Ex-Deputado Neno Razuk pode solicitar cela especial após prisão preventiva

Roberto Razuk Filho, conhecido como Neno, está preso preventivamente e pode pleitear prisão especial, mesmo sem formação superior, devido à sua atuação na Assembleia Legislativa [...]

O ex-deputado estadual Roberto Razuk Filho, conhecido como Neno, teve sua prisão preventiva decretada e agora pode solicitar um recolhimento em cela especial. Essa possibilidade se dá em razão de sua atuação como parlamentar na Assembleia Legislativa de Mato Grosso do Sul, onde exerceu o mandato por cerca de sete anos, de 1º de fevereiro de 2019 até 21 de maio de 2023, quando teve seu cargo cassado.

A lei que regula essa situação está prevista no artigo 295 do Código de Processo Penal, que garante o direito à prisão especial, antes de qualquer condenação definitiva, a membros do Parlamento Nacional e das Assembleias Legislativas. Essa prerrogativa é assegurada independentemente da formação acadêmica do investigado e é válida apenas enquanto a prisão for considerada provisória. Caso o ex-deputado receba uma sentença condenatória com trânsito em julgado, ele perderá o direito ao benefício.

Embora a prisão especial não ofereça tratamento diferenciado em termos de direitos e deveres, a legislação determina que o custodiado deve ser mantido em local distinto das prisões comuns.
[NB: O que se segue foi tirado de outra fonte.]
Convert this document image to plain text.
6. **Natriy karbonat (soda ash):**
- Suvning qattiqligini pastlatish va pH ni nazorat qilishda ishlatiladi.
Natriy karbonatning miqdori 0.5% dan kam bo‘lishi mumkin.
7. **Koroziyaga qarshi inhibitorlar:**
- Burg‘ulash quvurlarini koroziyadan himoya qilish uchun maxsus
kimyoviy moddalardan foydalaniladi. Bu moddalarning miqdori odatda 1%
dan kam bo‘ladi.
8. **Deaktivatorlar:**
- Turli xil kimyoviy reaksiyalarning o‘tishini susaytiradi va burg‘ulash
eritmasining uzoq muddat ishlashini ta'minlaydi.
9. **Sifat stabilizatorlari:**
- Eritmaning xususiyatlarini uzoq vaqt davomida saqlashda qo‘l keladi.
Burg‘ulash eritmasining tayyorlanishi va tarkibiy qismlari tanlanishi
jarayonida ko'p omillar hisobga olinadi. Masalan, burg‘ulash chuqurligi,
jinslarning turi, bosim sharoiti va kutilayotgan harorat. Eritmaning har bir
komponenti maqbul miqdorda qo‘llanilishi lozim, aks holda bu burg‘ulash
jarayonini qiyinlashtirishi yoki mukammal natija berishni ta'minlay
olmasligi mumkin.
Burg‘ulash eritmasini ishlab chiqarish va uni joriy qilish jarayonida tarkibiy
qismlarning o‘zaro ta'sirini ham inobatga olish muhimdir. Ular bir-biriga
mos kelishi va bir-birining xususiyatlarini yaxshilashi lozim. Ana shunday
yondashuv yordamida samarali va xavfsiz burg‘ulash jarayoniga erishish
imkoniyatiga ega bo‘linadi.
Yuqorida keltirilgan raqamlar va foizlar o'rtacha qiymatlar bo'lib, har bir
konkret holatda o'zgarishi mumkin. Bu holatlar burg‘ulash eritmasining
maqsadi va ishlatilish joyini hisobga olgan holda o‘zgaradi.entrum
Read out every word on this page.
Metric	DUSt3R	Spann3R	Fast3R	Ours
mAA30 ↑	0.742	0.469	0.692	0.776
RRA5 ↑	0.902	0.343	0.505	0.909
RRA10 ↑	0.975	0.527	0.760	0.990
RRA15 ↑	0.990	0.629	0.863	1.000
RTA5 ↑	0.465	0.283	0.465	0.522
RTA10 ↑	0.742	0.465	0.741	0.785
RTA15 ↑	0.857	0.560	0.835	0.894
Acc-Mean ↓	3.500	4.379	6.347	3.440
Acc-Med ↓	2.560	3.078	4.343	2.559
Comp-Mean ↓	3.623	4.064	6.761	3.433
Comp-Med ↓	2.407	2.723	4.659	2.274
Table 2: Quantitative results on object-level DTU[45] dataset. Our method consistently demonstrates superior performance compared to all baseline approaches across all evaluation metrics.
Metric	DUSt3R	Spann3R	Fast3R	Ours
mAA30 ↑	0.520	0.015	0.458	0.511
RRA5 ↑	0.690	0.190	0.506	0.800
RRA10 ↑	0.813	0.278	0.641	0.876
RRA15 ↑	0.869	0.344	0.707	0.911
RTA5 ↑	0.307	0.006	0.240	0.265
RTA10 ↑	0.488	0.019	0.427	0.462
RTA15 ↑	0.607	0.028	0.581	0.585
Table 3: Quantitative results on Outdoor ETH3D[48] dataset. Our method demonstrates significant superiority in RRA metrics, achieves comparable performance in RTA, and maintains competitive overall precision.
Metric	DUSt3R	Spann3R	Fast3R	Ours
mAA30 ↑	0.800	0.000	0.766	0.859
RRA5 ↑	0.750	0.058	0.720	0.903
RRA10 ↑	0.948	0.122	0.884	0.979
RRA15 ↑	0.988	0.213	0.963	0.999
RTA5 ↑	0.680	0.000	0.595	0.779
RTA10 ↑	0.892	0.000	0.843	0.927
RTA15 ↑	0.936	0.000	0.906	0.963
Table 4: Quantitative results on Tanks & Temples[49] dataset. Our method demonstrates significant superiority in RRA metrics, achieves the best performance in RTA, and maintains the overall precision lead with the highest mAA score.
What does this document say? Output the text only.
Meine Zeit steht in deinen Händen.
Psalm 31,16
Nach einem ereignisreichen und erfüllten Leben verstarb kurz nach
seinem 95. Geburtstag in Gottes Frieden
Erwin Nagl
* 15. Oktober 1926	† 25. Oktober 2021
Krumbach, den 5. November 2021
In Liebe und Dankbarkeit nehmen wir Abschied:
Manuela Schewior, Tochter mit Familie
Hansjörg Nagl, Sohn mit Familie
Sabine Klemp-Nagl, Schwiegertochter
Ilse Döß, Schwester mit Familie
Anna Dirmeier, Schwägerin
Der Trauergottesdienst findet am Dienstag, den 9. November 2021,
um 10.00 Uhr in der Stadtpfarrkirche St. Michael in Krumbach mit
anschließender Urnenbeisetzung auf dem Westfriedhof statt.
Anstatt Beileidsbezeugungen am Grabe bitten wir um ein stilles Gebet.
Quando não há um espaço específico disponível, o preso deve ser recolhido em uma cela separada dentro da mesma unidade prisional.
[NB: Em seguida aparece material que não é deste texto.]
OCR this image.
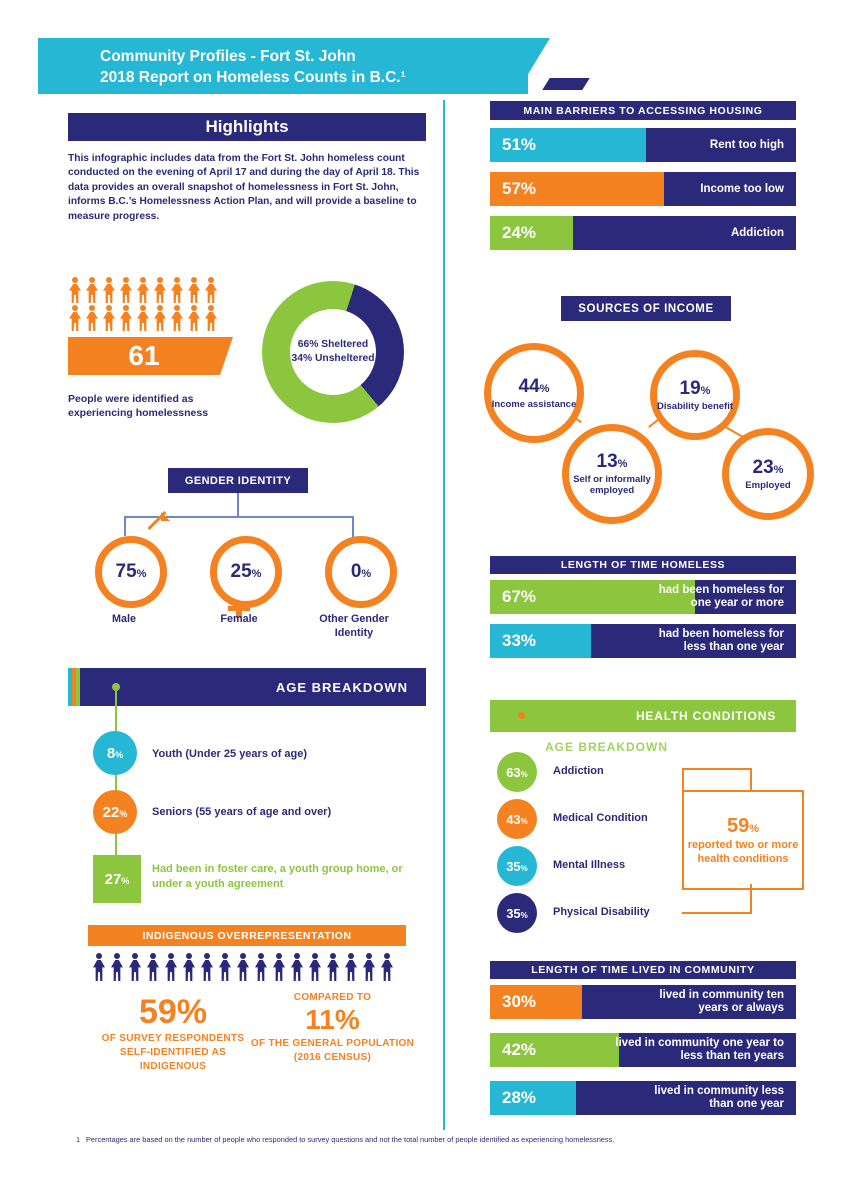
Community Profiles - Fort St. John
2018 Report on Homeless Counts in B.C.¹
Highlights
This infographic includes data from the Fort St. John homeless count conducted on the evening of April 17 and during the day of April 18. This data provides an overall snapshot of homelessness in Fort St. John, informs B.C.’s Homelessness Action Plan, and will provide a baseline to measure progress.
61
People were identified as experiencing homelessness
66% Sheltered
34% Unsheltered
GENDER IDENTITY
75%	25%	0%
Male	Female	Other Gender Identity
AGE BREAKDOWN
8%	Youth (Under 25 years of age)
22% Seniors (55 years of age and over)
27%
Had been in foster care, a youth group home, or under a youth agreement
INDIGENOUS OVERREPRESENTATION
59%
OF SURVEY RESPONDENTS SELF-IDENTIFIED AS INDIGENOUS
COMPARED TO
11%
OF THE GENERAL POPULATION (2016 CENSUS)
MAIN BARRIERS TO ACCESSING HOUSING
51%	Rent too high
57%	Income too low
24%	Addiction
SOURCES OF INCOME
44%
Income assistance
19%
Disability benefit
13%
Self or informally employed
23%
Employed
LENGTH OF TIME HOMELESS
67%	had been homeless for one year or more
33%	had been homeless for less than one year
HEALTH CONDITIONS
AGE BREAKDOWN
63% Addiction
43% Medical Condition
35% Mental Illness
35% Physical Disability
59%
reported two or more health conditions
LENGTH OF TIME LIVED IN COMMUNITY
30%	lived in community ten years or always
42%	lived in community one year to less than ten years
28%	lived in community less than one year
1 Percentages are based on the number of people who responded to survey questions and not the total number of people identified as experiencing homelessness.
Conforme os registros da candidatura de Neno Razuk nas eleições de 2022, arquivados pelo Tribunal Regional Eleitoral de Mato Grosso do Sul (TRE-MS), o ex-parlamentar não possui formação superior. Sua prisão está diretamente relacionada à perda do mandato e se dá no contexto da Operação Successione, que investiga uma série de crimes, incluindo organização criminosa.
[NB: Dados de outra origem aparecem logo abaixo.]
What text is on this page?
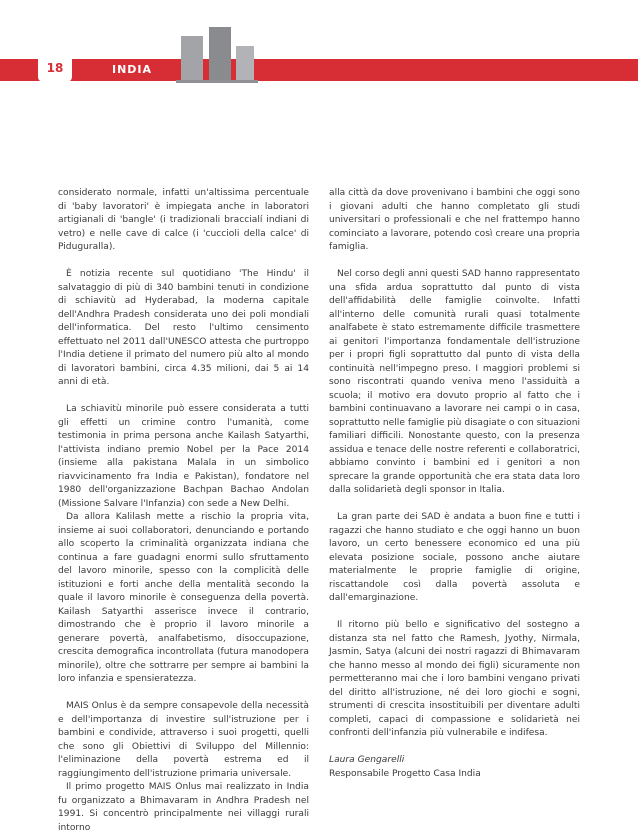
18	INDIA

considerato normale, infatti un'altissima percentuale di 'baby lavoratori' è impiegata anche in laboratori artigianali di 'bangle' (i tradizionali braccialí indiani di vetro) e nelle cave di calce (i 'cuccioli della calce' di Piduguralla).

È notizia recente sul quotidiano 'The Hindu' il salvataggio di più di 340 bambini tenuti in condizione di schiavitù ad Hyderabad, la moderna capitale dell'Andhra Pradesh considerata uno dei poli mondiali dell'informatica. Del resto l'ultimo censimento effettuato nel 2011 dall'UNESCO attesta che purtroppo l'India detiene il primato del numero più alto al mondo di lavoratori bambini, circa 4.35 milioni, dai 5 ai 14 anni di età.

La schiavitù minorile può essere considerata a tutti gli effetti un crimine contro l'umanità, come testimonia in prima persona anche Kailash Satyarthi, l'attivista indiano premio Nobel per la Pace 2014 (insieme alla pakistana Malala in un simbolico riavvicinamento fra India e Pakistan), fondatore nel 1980 dell'organizzazione Bachpan Bachao Andolan (Missione Salvare l'Infanzia) con sede a New Delhi.

Da allora Kalilash mette a rischio la propria vita, insieme ai suoi collaboratori, denunciando e portando allo scoperto la criminalità organizzata indiana che continua a fare guadagni enormi sullo sfruttamento del lavoro minorile, spesso con la complicità delle istituzioni e forti anche della mentalità secondo la quale il lavoro minorile è conseguenza della povertà. Kailash Satyarthi asserisce invece il contrario, dimostrando che è proprio il lavoro minorile a generare povertà, analfabetismo, disoccupazione, crescita demografica incontrollata (futura manodopera minorile), oltre che sottrarre per sempre ai bambini la loro infanzia e spensieratezza.

MAIS Onlus è da sempre consapevole della necessità e dell'importanza di investire sull'istruzione per i bambini e condivide, attraverso i suoi progetti, quelli che sono gli Obiettivi di Sviluppo del Millennio: l'eliminazione della povertà estrema ed il raggiungimento dell'istruzione primaria universale.

Il primo progetto MAIS Onlus mai realizzato in India fu organizzato a Bhimavaram in Andhra Pradesh nel 1991. Si concentrò principalmente nei villaggi rurali intorno

alla città da dove provenivano i bambini che oggi sono i giovani adulti che hanno completato gli studi universitari o professionali e che nel frattempo hanno cominciato a lavorare, potendo così creare una propria famiglia.

Nel corso degli anni questi SAD hanno rappresentato una sfida ardua soprattutto dal punto di vista dell'affidabilità delle famiglie coinvolte. Infatti all'interno delle comunità rurali quasi totalmente analfabete è stato estremamente difficile trasmettere ai genitori l'importanza fondamentale dell'istruzione per i propri figli soprattutto dal punto di vista della continuità nell'impegno preso. I maggiori problemi si sono riscontrati quando veniva meno l'assiduità a scuola; il motivo era dovuto proprio al fatto che i bambini continuavano a lavorare nei campi o in casa, soprattutto nelle famiglie più disagiate o con situazioni familiari difficili. Nonostante questo, con la presenza assidua e tenace delle nostre referenti e collaboratrici, abbiamo convinto i bambini ed i genitori a non sprecare la grande opportunità che era stata data loro dalla solidarietà degli sponsor in Italia.

La gran parte dei SAD è andata a buon fine e tutti i ragazzi che hanno studiato e che oggi hanno un buon lavoro, un certo benessere economico ed una più elevata posizione sociale, possono anche aiutare materialmente le proprie famiglie di origine, riscattandole così dalla povertà assoluta e dall'emarginazione.

Il ritorno più bello e significativo del sostegno a distanza sta nel fatto che Ramesh, Jyothy, Nirmala, Jasmin, Satya (alcuni dei nostri ragazzi di Bhimavaram che hanno messo al mondo dei figli) sicuramente non permetteranno mai che i loro bambini vengano privati del diritto all'istruzione, né dei loro giochi e sogni, strumenti di crescita insostituibili per diventare adulti completi, capaci di compassione e solidarietà nei confronti dell'infanzia più vulnerabile e indifesa.

Laura Gengarelli

Responsabile Progetto Casa India
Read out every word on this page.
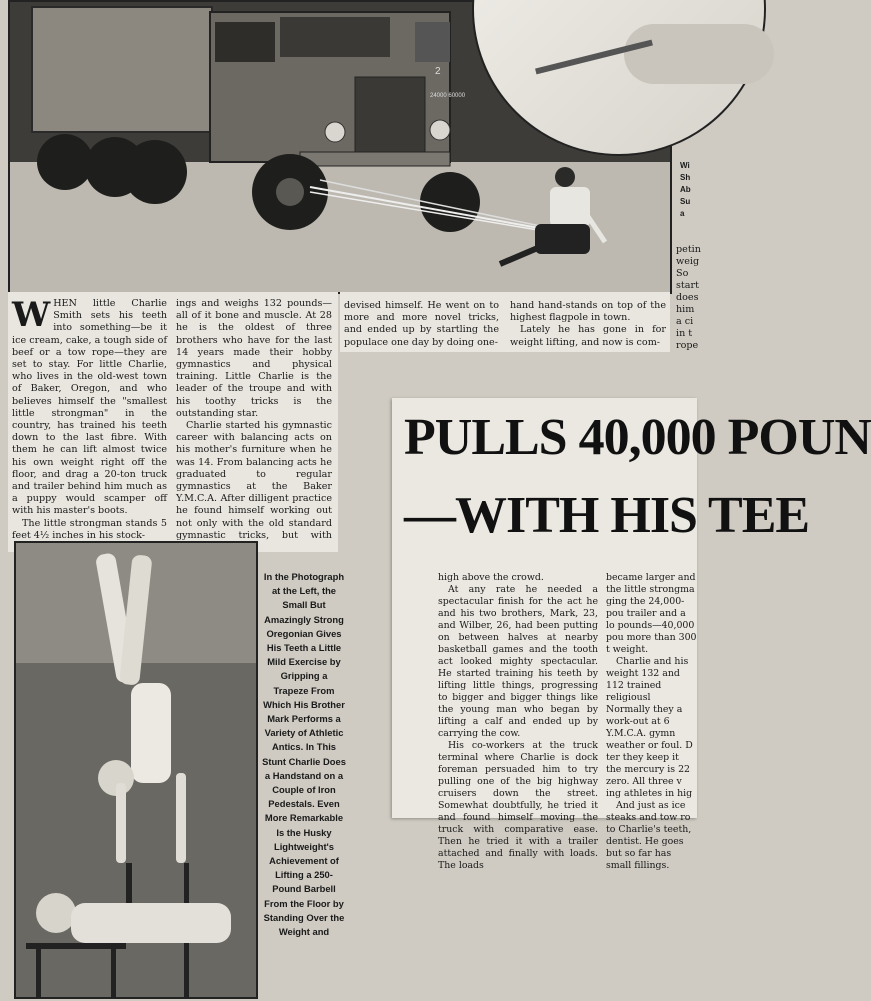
2
24000 60000
Wi
Sh
Ab
Su
a
W HEN little Charlie Smith sets his teeth into something—be it ice cream, cake, a tough side of beef or a tow rope—they are set to stay. For little Charlie, who lives in the old-west town of Baker, Oregon, and who believes himself the "smallest little strongman" in the country, has trained his teeth down to the last fibre. With them he can lift almost twice his own weight right off the floor, and drag a 20-ton truck and trailer behind him much as a puppy would scamper off with his master's boots.

The little strongman stands 5 feet 4½ inches in his stock-

ings and weighs 132 pounds—all of it bone and muscle. At 28 he is the oldest of three brothers who have for the last 14 years made their hobby gymnastics and physical training. Little Charlie is the leader of the troupe and with his toothy tricks is the outstanding star.

Charlie started his gymnastic career with balancing acts on his mother's furniture when he was 14. From balancing acts he graduated to regular gymnastics at the Baker Y.M.C.A. After dilligent practice he found himself working out not only with the old standard gymnastic tricks, but with

devised himself. He went on to more and more novel tricks, and ended up by startling the populace one day by doing one-

hand hand-stands on top of the highest flagpole in town.

Lately he has gone in for weight lifting, and now is com-

petin
weig
So
start
does
him
a ci
in t
rope
PULLS 40,000 POUN
—WITH HIS TEE

high above the crowd.

At any rate he needed a spectacular finish for the act he and his two brothers, Mark, 23, and Wilber, 26, had been putting on between halves at nearby basketball games and the tooth act looked mighty spectacular. He started training his teeth by lifting little things, progressing to bigger and bigger things like the young man who began by lifting a calf and ended up by carrying the cow.

His co-workers at the truck terminal where Charlie is dock foreman persuaded him to try pulling one of the big highway cruisers down the street. Somewhat doubtfully, he tried it and found himself moving the truck with comparative ease. Then he tried it with a trailer attached and finally with loads. The loads

became larger and the little strongma ging the 24,000-pou trailer and a lo pounds—40,000 pou more than 300 t weight.

Charlie and his weight 132 and 112 trained religiousl Normally they a work-out at 6 Y.M.C.A. gymn weather or foul. D ter they keep it the mercury is 22 zero. All three v ing athletes in hig

And just as ice steaks and tow ro to Charlie's teeth, dentist. He goes but so far has small fillings.

In the Photograph at the Left, the Small But Amazingly Strong Oregonian Gives His Teeth a Little Mild Exercise by Gripping a Trapeze From Which His Brother Mark Performs a Variety of Athletic Antics. In This Stunt Charlie Does a Handstand on a Couple of Iron Pedestals. Even More Remarkable Is the Husky Lightweight's Achievement of Lifting a 250-Pound Barbell From the Floor by Standing Over the Weight and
A decisão de prisão preventiva foi tomada pelo juiz José Henrique Káster Franco, da 4ª Vara Criminal de Campo Grande, e é considerada uma medida necessária para evitar a continuidade das práticas criminosas, além de garantir a integridade do processo judicial em andamento. Neno Razuk é réu na quarta fase da Operação Successione, que ocorreu em 25 de novembro de 2025, e é investigado junto a seus familiares, incluindo seu pai e irmãos, todos apontados como integrantes do núcleo central da organização criminosa.

De acordo com informações do Ministério Público de Mato Grosso do Sul (MPMS), as investigações da Operação Successione abrangem delitos como roubo, corrupção ativa e passiva, lavagem de dinheiro, violação de sigilo funcional, entre outros. A primeira fase da operação foi deflagrada pelo Grupo de Atuação Especial (Gaeco) em 5 de dezembro de 2023, após a disputa pelo controle do jogo do bicho em Campo Grande, que ocorreu após a Operação Omertà.